Nous avons fait carrière dans la même entreprise, spécialisée en travaux souterrains. Nos affectations furent en général dans des lieux séparés, en France ou à l’étranger, mais nous avons aussi partagé quelques années aux mêmes endroits. Voici deux ans que nous sommes tous deux de retour à la maison mère et prévoyons d’y passer plusieurs années pour permettre à nos enfants respectifs de poursuivre leurs études plus sereinement. Nos épouses sont amies, ainsi que nos enfants, et nous partageons tous ensemble un dîner ou une randonnée de temps en temps.

Thierry est plutôt exubérant, surtout comparé à moi. Il hésite peu à montrer ses états d’âme alors que je conserve une nature discrète et que je cultive assez souvent le secret.

Malgré son passage dans la catégorie des quinquagénaires, il me montre les signes annonciateurs de la crise de la quarantaine. Il m’assure qu’il n’était pas prêt à élever ses quatre enfants quand ils sont arrivés dans sa vie. Selon lui, le temps a passé très vite à gérer le quotidien et c’est maintenant qu’il est mieux établi dans sa vie sociale et professionnelle qu’il aimerait fonder famille et s’occuper pleinement d’une progéniture. Il est clair pour lui que cette nouvelle ère serait accompagnée de la présence d’une femme jeune.

La corpulence de cet ami n’est plus très avantageuse mais son esprit et sa fortune lui donnent tout de même de sérieux moyens de séduction.

Un autre de ses fantasmes serait d’avoir engendré dans sa jeunesse des enfants dont il ignorerait l’existence et qui un jour viendraient sonner à sa porte pour se faire reconnaître.

Pour moi, cela présente tous les signes de la crise existentielle du quadragénaire. Il aimerait recommencer sa vie d’adulte, au lieu de se diriger lentement vers la vieillesse et les petits-enfants.

Il est vrai que notre travail intellectuel et nos moyens économiques peuvent nous le permettre : nous ne sommes pas encore usés physiquement, bien que le stress que l’on subit quotidiennement puisse aussi être une source d’épuisement prématuré.

Thierry a deux ans de plus que moi.

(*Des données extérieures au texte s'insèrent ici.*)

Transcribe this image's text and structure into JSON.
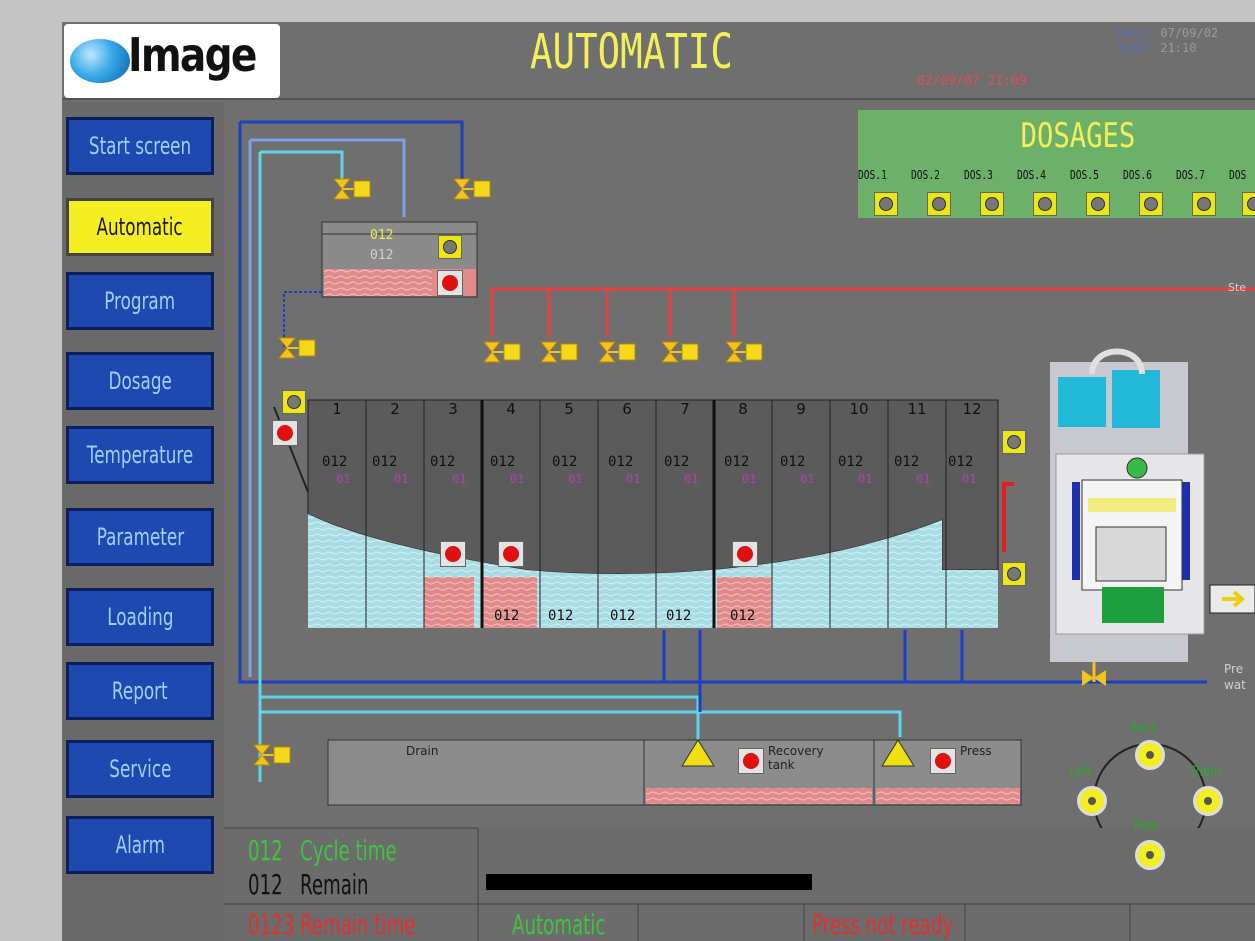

J’ai sauté une classe en primaire et lui a redoublé son année de Mathématiques Spéciales, ce qui nous a permis de nous rencontrer lors de notre entrée en école d’ingénieur il y a vingt-neuf ans – en septembre 1986 – de faire un bout de chemin ensemble et ainsi de nous apprécier.

Lors de cette première année d’école, nous avons effectué notre stage ouvrier dans la même usine, sur une chaîne de montage, ce qui a renforcé les liens que nous avions noués au cours des premiers mois d’études. Nous étions préalablement devenus fanas de spéléologie et, venant du nord-ouest et nord-est de la France, avions découvert avec émerveillement la végétation et le climat méditerranéens lors de nos week-ends dans les massifs calcaires ardéchois. Pour le stage, nous avions initialement échoué dans nos démarches : nous espérions le faire près de Vallon-Pont-d’Arc, dans une usine de crème de marron ou autre conserverie ardéchoise mais le choix était limité et ces sociétés n’étaient pas intéressées – du moins pas pour les dates fixées. Mon père nous avait d’une certaine façon sauvé la mise en parlant à une de ses connaissances : une chaîne de montage ardennaise de cuisinières bois-charbon nous accueillerait pour nos quatre semaines de mise en situation dans la position d’ouvrier. Thierry allait dormir chez nous. Il avait une Peugeot 104 et s’occuperait de nous transporter tous deux à l’usine, située à moins de dix kilomètres de la maison. C’est ainsi que nous nous sommes retrouvés dans les Ardennes en février 1987, devant le chef d’atelier qui nous a conduits sur nos chaînes respectives après un tour sommaire de l’entreprise : j’allais monter quatre-vingt-seize portes de poêle par jour pendant que Thierry allait poser et visser des couvercles de cuisinière sur une autre chaîne.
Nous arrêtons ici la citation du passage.